Liputan6.com, Jakarta - Kejaksaan Agung sampai sekarang belum mengeluarkan Surat Perintah Penyidikan (Sprindik) baru terkait dugaan korupsi restitusi pajak PT Mobile 8 periode 2007-2009.
Pascaputusan gugatan praperadilan dua tersangka kasus tersebut dikabulkan oleh Pengadilan Negeri (PN) Jakarta Selatan.
Advertisement
Kedua tersangka itu, Anthony Chandra Kartawiria, Direktur PT First Media dan Direktur PT Djaja Nusantara Komunikasi (DNK) Hary Djaja.
"Saat ini belum ada sprindik baru," kata Jaksa Agung Muda Tindak Pidana Khusus (JAM Pidsus) Arminsyah di Jakarta, Rabu malam 7 Desember 2016.
Arminsyah menyebutkan alasan belum dikeluarkannya Sprindik baru itu, yaitu pihaknya belum menerimanya salinan putusan gugatan praperadilan tersebut. Kejagung juga menyebut memiliki bukti baru kasus tersebut.
"Kita masih menunggu salinannya," ujar Arminsyah, yang dikutip dari Antara.
Dalam putusan praperadilan itu, hakim tunggal memerintahkan untuk menghentikan penyidikan kasus itu karena kasusnya lebih mengarah ke penyidik pajak.
PT Mobile 8 Telecom diduga telah melakukan manipulasi atas transaksi penjualan produk telekomunikasi antara lain telepon seluler dan pulsa kepada distributor di Surabaya, PT DNK senilai Rp80 miliar selama 2007-2009.

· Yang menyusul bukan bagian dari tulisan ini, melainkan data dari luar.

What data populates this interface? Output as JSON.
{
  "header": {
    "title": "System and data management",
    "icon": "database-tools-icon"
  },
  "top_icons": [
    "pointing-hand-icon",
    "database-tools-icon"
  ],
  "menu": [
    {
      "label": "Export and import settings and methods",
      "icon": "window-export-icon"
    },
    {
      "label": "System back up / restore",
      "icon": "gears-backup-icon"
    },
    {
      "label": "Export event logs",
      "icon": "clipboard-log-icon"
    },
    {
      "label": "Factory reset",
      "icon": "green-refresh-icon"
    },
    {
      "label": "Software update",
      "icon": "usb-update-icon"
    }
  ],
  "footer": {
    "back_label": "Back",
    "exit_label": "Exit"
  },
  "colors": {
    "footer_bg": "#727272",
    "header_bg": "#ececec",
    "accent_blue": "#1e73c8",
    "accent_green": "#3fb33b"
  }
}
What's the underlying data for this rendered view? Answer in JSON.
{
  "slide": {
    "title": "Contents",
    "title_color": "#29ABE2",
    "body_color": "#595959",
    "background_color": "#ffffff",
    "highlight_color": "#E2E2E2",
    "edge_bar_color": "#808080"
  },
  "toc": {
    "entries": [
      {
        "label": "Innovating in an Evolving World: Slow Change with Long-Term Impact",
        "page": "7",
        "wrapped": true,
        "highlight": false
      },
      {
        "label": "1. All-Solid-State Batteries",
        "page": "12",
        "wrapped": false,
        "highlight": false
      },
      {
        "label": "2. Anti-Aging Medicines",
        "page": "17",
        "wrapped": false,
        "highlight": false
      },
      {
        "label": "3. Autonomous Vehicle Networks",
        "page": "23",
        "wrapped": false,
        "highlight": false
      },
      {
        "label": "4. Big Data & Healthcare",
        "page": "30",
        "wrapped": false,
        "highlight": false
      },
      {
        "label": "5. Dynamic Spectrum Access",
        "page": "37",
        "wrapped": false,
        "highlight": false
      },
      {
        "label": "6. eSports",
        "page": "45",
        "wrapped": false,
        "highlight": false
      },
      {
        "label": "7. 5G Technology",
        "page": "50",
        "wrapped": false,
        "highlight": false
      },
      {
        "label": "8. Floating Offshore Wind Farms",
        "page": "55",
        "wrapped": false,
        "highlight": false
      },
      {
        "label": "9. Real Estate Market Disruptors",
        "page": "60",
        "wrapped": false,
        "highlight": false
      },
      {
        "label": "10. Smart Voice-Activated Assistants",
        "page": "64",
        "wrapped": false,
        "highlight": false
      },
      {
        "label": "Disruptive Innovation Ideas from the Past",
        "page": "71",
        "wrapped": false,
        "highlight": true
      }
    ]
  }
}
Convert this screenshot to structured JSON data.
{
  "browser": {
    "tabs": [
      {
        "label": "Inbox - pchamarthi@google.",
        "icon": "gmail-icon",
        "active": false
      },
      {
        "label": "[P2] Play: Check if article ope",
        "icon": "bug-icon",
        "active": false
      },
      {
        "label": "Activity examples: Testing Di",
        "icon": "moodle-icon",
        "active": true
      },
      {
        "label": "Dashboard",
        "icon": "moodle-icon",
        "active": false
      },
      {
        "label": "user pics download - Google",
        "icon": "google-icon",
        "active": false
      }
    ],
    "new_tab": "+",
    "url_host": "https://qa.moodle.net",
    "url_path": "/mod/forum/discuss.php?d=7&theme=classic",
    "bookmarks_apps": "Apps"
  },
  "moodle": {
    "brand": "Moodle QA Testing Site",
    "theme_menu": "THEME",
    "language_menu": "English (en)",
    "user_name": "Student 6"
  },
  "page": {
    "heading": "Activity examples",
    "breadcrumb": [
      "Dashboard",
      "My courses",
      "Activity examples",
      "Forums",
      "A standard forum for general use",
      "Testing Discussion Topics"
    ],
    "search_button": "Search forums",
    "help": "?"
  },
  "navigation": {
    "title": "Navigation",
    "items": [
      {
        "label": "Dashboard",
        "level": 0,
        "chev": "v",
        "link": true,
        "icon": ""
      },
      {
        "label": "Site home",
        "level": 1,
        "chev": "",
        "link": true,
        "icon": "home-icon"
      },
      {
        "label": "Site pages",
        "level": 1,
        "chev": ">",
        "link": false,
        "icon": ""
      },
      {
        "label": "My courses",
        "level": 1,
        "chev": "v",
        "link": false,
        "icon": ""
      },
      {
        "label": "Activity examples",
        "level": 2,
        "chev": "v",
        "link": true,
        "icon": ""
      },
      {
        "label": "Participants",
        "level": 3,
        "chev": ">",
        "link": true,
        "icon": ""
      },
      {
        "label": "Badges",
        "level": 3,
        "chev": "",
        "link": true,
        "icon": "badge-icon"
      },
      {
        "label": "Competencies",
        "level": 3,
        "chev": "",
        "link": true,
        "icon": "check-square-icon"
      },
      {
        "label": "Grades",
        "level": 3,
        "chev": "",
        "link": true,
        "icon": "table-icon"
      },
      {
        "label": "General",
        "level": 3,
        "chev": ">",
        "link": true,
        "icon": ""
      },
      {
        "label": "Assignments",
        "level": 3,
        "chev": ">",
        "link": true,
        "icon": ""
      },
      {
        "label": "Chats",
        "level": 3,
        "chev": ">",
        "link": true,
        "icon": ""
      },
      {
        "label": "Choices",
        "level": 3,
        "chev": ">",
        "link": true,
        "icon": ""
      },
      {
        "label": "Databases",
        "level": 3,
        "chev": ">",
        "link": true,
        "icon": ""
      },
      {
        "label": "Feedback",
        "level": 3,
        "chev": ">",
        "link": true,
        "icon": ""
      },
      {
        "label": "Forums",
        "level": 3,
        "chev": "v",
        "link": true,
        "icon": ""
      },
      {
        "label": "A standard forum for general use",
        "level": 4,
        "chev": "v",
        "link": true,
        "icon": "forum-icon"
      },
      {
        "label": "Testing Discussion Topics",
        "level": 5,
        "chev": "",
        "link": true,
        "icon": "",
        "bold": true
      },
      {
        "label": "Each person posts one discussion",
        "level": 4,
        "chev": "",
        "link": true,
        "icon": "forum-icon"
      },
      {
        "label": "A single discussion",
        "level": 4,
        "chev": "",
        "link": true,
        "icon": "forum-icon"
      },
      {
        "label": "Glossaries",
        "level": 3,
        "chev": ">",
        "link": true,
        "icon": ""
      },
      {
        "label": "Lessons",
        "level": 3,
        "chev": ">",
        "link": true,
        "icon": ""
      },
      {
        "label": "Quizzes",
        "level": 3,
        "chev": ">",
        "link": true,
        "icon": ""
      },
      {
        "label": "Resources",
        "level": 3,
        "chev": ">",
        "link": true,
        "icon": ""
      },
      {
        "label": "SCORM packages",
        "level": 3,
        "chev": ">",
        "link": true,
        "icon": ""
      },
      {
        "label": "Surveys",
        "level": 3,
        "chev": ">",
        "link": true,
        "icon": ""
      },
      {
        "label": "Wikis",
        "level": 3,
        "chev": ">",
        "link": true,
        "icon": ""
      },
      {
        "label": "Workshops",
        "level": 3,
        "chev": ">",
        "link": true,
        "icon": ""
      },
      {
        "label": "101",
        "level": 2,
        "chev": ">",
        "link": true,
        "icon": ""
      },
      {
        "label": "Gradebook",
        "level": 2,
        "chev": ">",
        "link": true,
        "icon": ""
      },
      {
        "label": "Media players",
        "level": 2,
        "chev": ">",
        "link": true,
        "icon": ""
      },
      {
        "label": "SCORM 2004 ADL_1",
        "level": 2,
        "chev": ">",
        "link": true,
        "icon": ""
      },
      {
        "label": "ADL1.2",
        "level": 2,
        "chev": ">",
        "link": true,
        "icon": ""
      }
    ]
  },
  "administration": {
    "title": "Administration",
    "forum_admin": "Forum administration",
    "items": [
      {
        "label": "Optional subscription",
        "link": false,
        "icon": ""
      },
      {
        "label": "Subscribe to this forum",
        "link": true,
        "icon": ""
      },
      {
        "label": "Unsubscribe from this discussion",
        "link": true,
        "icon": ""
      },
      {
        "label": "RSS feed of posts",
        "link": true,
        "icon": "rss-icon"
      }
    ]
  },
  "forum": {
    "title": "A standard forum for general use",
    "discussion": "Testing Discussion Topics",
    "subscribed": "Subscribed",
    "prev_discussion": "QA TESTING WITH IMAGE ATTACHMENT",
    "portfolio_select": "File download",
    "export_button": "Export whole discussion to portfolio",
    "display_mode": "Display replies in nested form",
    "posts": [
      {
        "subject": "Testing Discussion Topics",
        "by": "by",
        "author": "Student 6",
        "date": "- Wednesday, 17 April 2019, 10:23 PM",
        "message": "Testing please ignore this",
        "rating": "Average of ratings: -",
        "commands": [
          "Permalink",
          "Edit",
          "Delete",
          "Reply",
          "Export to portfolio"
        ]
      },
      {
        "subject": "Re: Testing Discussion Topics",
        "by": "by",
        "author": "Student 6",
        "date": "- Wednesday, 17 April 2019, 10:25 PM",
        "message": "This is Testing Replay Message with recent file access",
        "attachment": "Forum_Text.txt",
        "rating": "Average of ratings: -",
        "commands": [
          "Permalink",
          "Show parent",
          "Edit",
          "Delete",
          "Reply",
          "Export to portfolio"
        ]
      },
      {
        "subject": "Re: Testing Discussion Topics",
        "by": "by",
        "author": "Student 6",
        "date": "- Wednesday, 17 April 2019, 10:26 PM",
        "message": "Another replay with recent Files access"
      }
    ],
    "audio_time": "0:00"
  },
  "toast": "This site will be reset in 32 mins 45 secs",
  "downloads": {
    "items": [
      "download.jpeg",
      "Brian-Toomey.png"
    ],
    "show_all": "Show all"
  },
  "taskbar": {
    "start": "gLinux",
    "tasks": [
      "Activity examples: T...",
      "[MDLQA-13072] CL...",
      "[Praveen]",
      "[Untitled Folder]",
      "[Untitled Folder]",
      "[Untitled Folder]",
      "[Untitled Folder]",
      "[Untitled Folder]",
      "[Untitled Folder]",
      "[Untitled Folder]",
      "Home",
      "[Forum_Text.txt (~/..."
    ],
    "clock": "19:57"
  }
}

Pada Desember 2007 PT Mobile 8 Telecom telah dua kali mentransfer uang, masing-masing Rp 50 miliar dan Rp 30 miliar.
Untuk mengemas seolah-olah terjadi transaksi perdagangan pihak PT Mobile 8, invoice dan faktur yang sebelumnya dibuatkan purchase order yang seolah-olah terdapat pemesanan barang dari PT DNK, yang faktanya PT DNK tidak pernah menerima barang dari PT Mobile 8 Telecom.

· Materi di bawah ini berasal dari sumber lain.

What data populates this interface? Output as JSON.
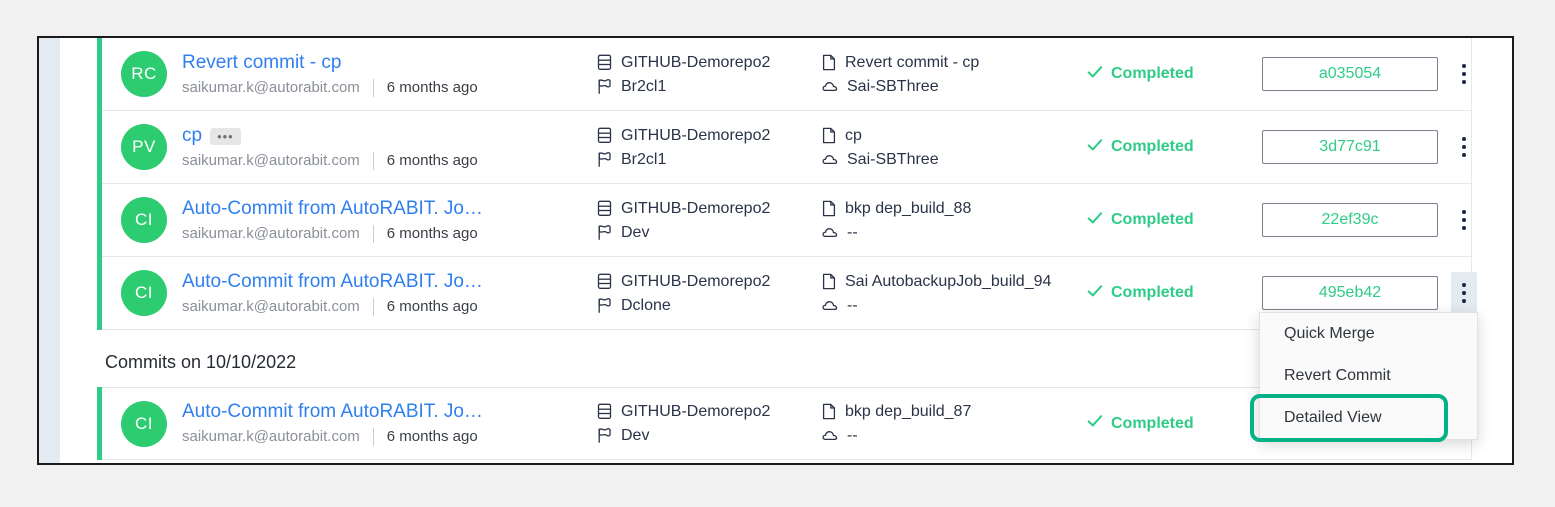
{
  "theme": {
    "accent_green": "#2ecc86",
    "link_blue": "#2f7ff0",
    "highlight_green": "#05b285",
    "avatar_green": "#2ecc71",
    "status_green": "#2ecc86"
  },
  "groups": [
    {
      "date_header": null,
      "rows": [
        {
          "avatar_initials": "RC",
          "title": "Revert commit - cp",
          "has_expand_badge": false,
          "expand_badge_label": "",
          "author": "saikumar.k@autorabit.com",
          "time": "6 months ago",
          "repo": "GITHUB-Demorepo2",
          "branch": "Br2cl1",
          "job": "Revert commit - cp",
          "org": "Sai-SBThree",
          "status": "Completed",
          "hash": "a035054",
          "kebab_active": false
        },
        {
          "avatar_initials": "PV",
          "title": "cp",
          "has_expand_badge": true,
          "expand_badge_label": "•••",
          "author": "saikumar.k@autorabit.com",
          "time": "6 months ago",
          "repo": "GITHUB-Demorepo2",
          "branch": "Br2cl1",
          "job": "cp",
          "org": "Sai-SBThree",
          "status": "Completed",
          "hash": "3d77c91",
          "kebab_active": false
        },
        {
          "avatar_initials": "CI",
          "title": "Auto-Commit from AutoRABIT. Jo…",
          "has_expand_badge": false,
          "expand_badge_label": "",
          "author": "saikumar.k@autorabit.com",
          "time": "6 months ago",
          "repo": "GITHUB-Demorepo2",
          "branch": "Dev",
          "job": "bkp dep_build_88",
          "org": "--",
          "status": "Completed",
          "hash": "22ef39c",
          "kebab_active": false
        },
        {
          "avatar_initials": "CI",
          "title": "Auto-Commit from AutoRABIT. Jo…",
          "has_expand_badge": false,
          "expand_badge_label": "",
          "author": "saikumar.k@autorabit.com",
          "time": "6 months ago",
          "repo": "GITHUB-Demorepo2",
          "branch": "Dclone",
          "job": "Sai AutobackupJob_build_94",
          "org": "--",
          "status": "Completed",
          "hash": "495eb42",
          "kebab_active": true
        }
      ]
    },
    {
      "date_header": "Commits on 10/10/2022",
      "rows": [
        {
          "avatar_initials": "CI",
          "title": "Auto-Commit from AutoRABIT. Jo…",
          "has_expand_badge": false,
          "expand_badge_label": "",
          "author": "saikumar.k@autorabit.com",
          "time": "6 months ago",
          "repo": "GITHUB-Demorepo2",
          "branch": "Dev",
          "job": "bkp dep_build_87",
          "org": "--",
          "status": "Completed",
          "hash": "",
          "kebab_active": false
        }
      ]
    }
  ],
  "dropdown": {
    "visible": true,
    "items": [
      {
        "label": "Quick Merge",
        "highlighted": false
      },
      {
        "label": "Revert Commit",
        "highlighted": false
      },
      {
        "label": "Detailed View",
        "highlighted": true
      }
    ]
  },
  "icons": {
    "repo": "database-icon",
    "branch": "flag-icon",
    "job": "file-icon",
    "org": "cloud-icon",
    "status": "check-icon",
    "kebab": "kebab-menu-icon"
  }
}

Pertengahan 2008, PT DNK kembali menerima faktur pajak dari PT Mobile 8 Telecom dengan nilai total Rp114.986.400.000, padahal PT DNK tidak pernah bertransaksi sebesar itu, tidak pernah menerima barang dan bahkan tidak pernah melakukan pembayaran.
Diduga faktur pajak yang telah diterbitkan yang seolah-olah ada transaksi-transaksi antara PT Mobile 8 Telecom dengan PT DNK, digunakan oleh PT Mobile 8 Telecom untuk pengajuan kelebihan pembayaran (restitusi pajak) kepada kantor Kantor Pelayanan Pajak (KPP) Surabaya, supaya masuk bursa di Jakarta.
Pada 2009, PT Mobile 8 Telecom menerima pembayaran restitusi sebesar Rp 10.748.156.345, yang seharusnya perusahaan tersebut tidak berhak atau tidak sah penerimaan kelebihan pembayaran pajak tersebut.